Following ARM, an open-source project has ported Google's Android 4.0 to work on a tablet with an AMD chip

Google's open-source Android 4.0 operating system for smartphones and tablets has been ported to work with x86 processors, a member of an open-source project involved in the effort said this week.

The source code of Android 4.0.1, which is code-named Ice Cream Sandwich, is for developers and designed to work with tablets based on Advanced Micro Devices' low-power x86 chips code-named Brazos, which are typically used in netbooks and low-end laptops. Some AMD chips are being used in tablets such as MSI's WindPad 110W.

The port means that tablets with Android 4.0 based on x86 chips could be on the horizon. Intel is the top x86 chipmaker, and the company has already said it is working with Google to bring Android 4.0 to smartphones and tablets.

The announcement was made on a discussion forum by Chih-Wei Huang, who belongs to Android-x86.org, a group of volunteer developers focusing on Android for x86.

Google released the source code for Android 4.0 earlier this month. However, most of the Android OS development has been centered around ARM processors, which are used in most smartphones and tablets today.

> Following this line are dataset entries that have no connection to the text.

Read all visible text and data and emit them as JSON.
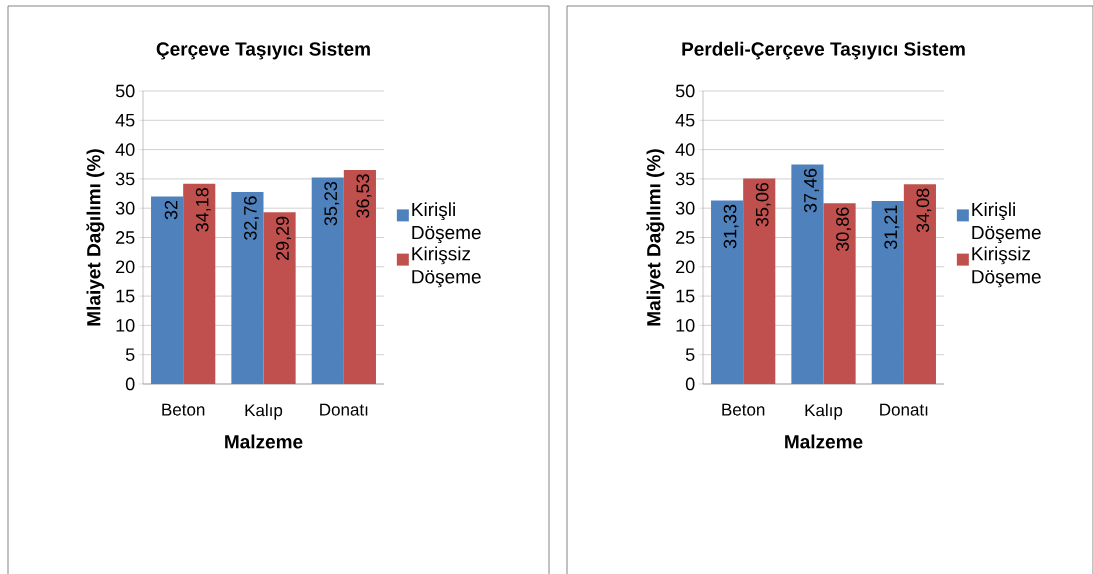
{
  "chart_data": [
    {
      "type": "bar",
      "title": "Çerçeve Taşıyıcı Sistem",
      "xlabel": "Malzeme",
      "ylabel": "Mlaiyet Dağılımı (%)",
      "categories": [
        "Beton",
        "Kalıp",
        "Donatı"
      ],
      "ylim": [
        0,
        50
      ],
      "yticks": [
        0,
        5,
        10,
        15,
        20,
        25,
        30,
        35,
        40,
        45,
        50
      ],
      "grid": "y",
      "legend": "right",
      "series": [
        {
          "name": "Kirişli Döşeme",
          "color": "#4f81bd",
          "values": [
            32,
            32.76,
            35.23
          ],
          "value_labels": [
            "32",
            "32,76",
            "35,23"
          ]
        },
        {
          "name": "Kirişsiz Döşeme",
          "color": "#c0504d",
          "values": [
            34.18,
            29.29,
            36.53
          ],
          "value_labels": [
            "34,18",
            "29,29",
            "36,53"
          ]
        }
      ]
    },
    {
      "type": "bar",
      "title": "Perdeli-Çerçeve Taşıyıcı Sistem",
      "xlabel": "Malzeme",
      "ylabel": "Maliyet Dağılımı (%)",
      "categories": [
        "Beton",
        "Kalıp",
        "Donatı"
      ],
      "ylim": [
        0,
        50
      ],
      "yticks": [
        0,
        5,
        10,
        15,
        20,
        25,
        30,
        35,
        40,
        45,
        50
      ],
      "grid": "y",
      "legend": "right",
      "series": [
        {
          "name": "Kirişli Döşeme",
          "color": "#4f81bd",
          "values": [
            31.33,
            37.46,
            31.21
          ],
          "value_labels": [
            "31,33",
            "37,46",
            "31,21"
          ]
        },
        {
          "name": "Kirişsiz Döşeme",
          "color": "#c0504d",
          "values": [
            35.06,
            30.86,
            34.08
          ],
          "value_labels": [
            "35,06",
            "30,86",
            "34,08"
          ]
        }
      ]
    }
  ]
}
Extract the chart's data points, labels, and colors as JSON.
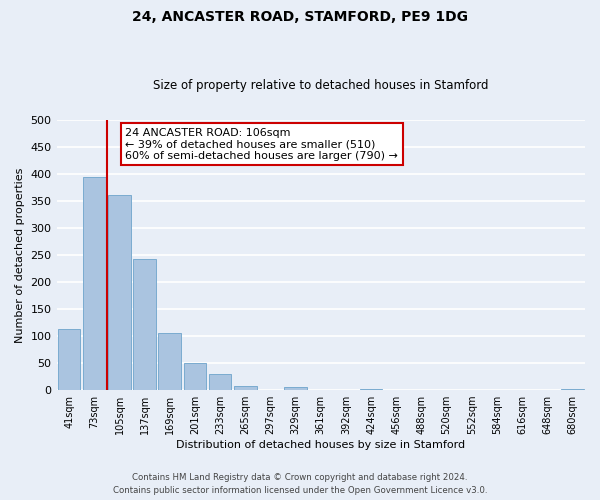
{
  "title": "24, ANCASTER ROAD, STAMFORD, PE9 1DG",
  "subtitle": "Size of property relative to detached houses in Stamford",
  "xlabel": "Distribution of detached houses by size in Stamford",
  "ylabel": "Number of detached properties",
  "bar_labels": [
    "41sqm",
    "73sqm",
    "105sqm",
    "137sqm",
    "169sqm",
    "201sqm",
    "233sqm",
    "265sqm",
    "297sqm",
    "329sqm",
    "361sqm",
    "392sqm",
    "424sqm",
    "456sqm",
    "488sqm",
    "520sqm",
    "552sqm",
    "584sqm",
    "616sqm",
    "648sqm",
    "680sqm"
  ],
  "bar_values": [
    112,
    393,
    360,
    243,
    105,
    50,
    30,
    8,
    0,
    5,
    0,
    0,
    2,
    0,
    0,
    0,
    0,
    0,
    0,
    0,
    2
  ],
  "bar_color": "#aac4e0",
  "bar_edge_color": "#7aabd0",
  "ylim": [
    0,
    500
  ],
  "yticks": [
    0,
    50,
    100,
    150,
    200,
    250,
    300,
    350,
    400,
    450,
    500
  ],
  "property_line_color": "#cc0000",
  "annotation_title": "24 ANCASTER ROAD: 106sqm",
  "annotation_line1": "← 39% of detached houses are smaller (510)",
  "annotation_line2": "60% of semi-detached houses are larger (790) →",
  "annotation_box_color": "#cc0000",
  "footer1": "Contains HM Land Registry data © Crown copyright and database right 2024.",
  "footer2": "Contains public sector information licensed under the Open Government Licence v3.0.",
  "background_color": "#e8eef7",
  "plot_bg_color": "#e8eef7",
  "grid_color": "#ffffff"
}
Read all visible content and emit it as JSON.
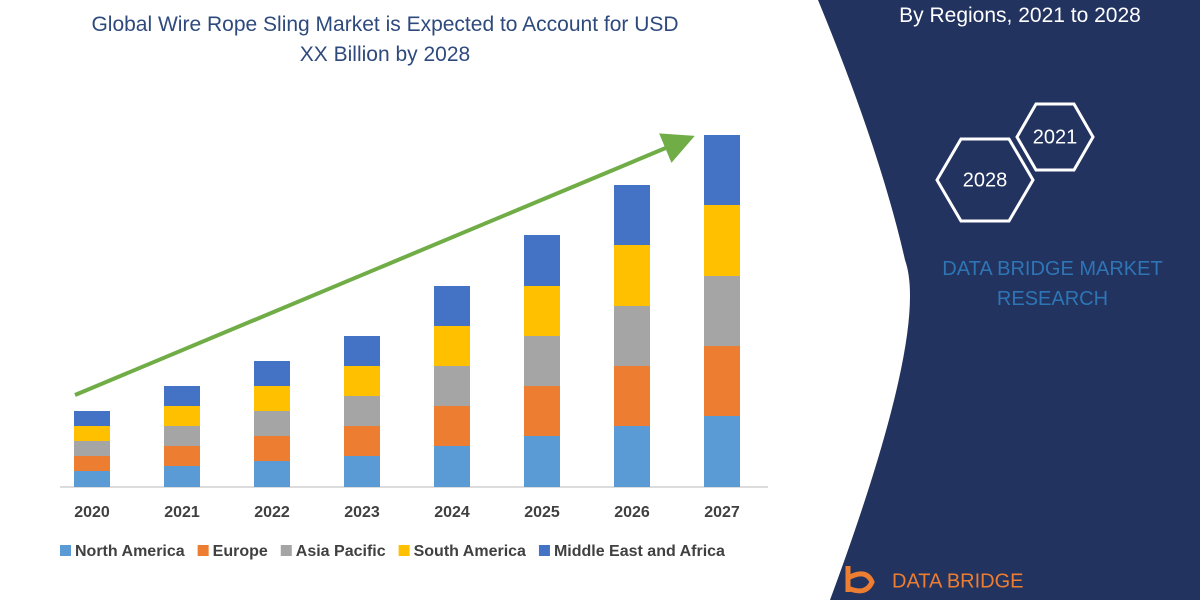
{
  "chart_data": {
    "type": "bar",
    "stacked": true,
    "title": "Global Wire Rope Sling Market is Expected to Account for USD XX Billion by 2028",
    "categories": [
      "2020",
      "2021",
      "2022",
      "2023",
      "2024",
      "2025",
      "2026",
      "2027"
    ],
    "series": [
      {
        "name": "North America",
        "color": "#5b9bd5",
        "values": [
          1.6,
          2.1,
          2.6,
          3.1,
          4.1,
          5.1,
          6.1,
          7.1
        ]
      },
      {
        "name": "Europe",
        "color": "#ed7d31",
        "values": [
          1.5,
          2.0,
          2.5,
          3.0,
          4.0,
          5.0,
          6.0,
          7.0
        ]
      },
      {
        "name": "Asia Pacific",
        "color": "#a5a5a5",
        "values": [
          1.5,
          2.0,
          2.5,
          3.0,
          4.0,
          5.0,
          6.0,
          7.0
        ]
      },
      {
        "name": "South America",
        "color": "#ffc000",
        "values": [
          1.5,
          2.0,
          2.5,
          3.0,
          4.0,
          5.0,
          6.1,
          7.1
        ]
      },
      {
        "name": "Middle East and Africa",
        "color": "#4472c4",
        "values": [
          1.5,
          2.0,
          2.5,
          3.0,
          4.0,
          5.1,
          6.0,
          7.0
        ]
      }
    ],
    "ylim": [
      0,
      36
    ],
    "legend": "bottom"
  },
  "panel": {
    "subtitle": "By Regions, 2021 to 2028",
    "hexagons": [
      "2021",
      "2028"
    ],
    "brand": "DATA BRIDGE MARKET RESEARCH",
    "logo": "DATA BRIDGE"
  }
}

The Samsung Galaxy Nexus smartphone with Android 4.0 has already been released, and ARM-based device makers are promising upgrades on tablets and smartphones to Android 4.0 from Android 3.x, which is code-named Honeycomb.

The port of Android 4.0.1 to x86 is still a work in progress. The source code, which is available for download on Android-x86.org, provides Wi-Fi, multitouch and hardware graphics acceleration capabilities. It does not provide sound, camera, Ethernet networking or hardware acceleration for Intel-based processors yet.

MIPS, a competitive processor architecture to x86 and ARM, will also get Android 4.0 soon. A spokeswoman for MIPS Technologies, which licenses the architecture, earlier this month said the company was waiting for Google to open source the software so its engineers could port the OS.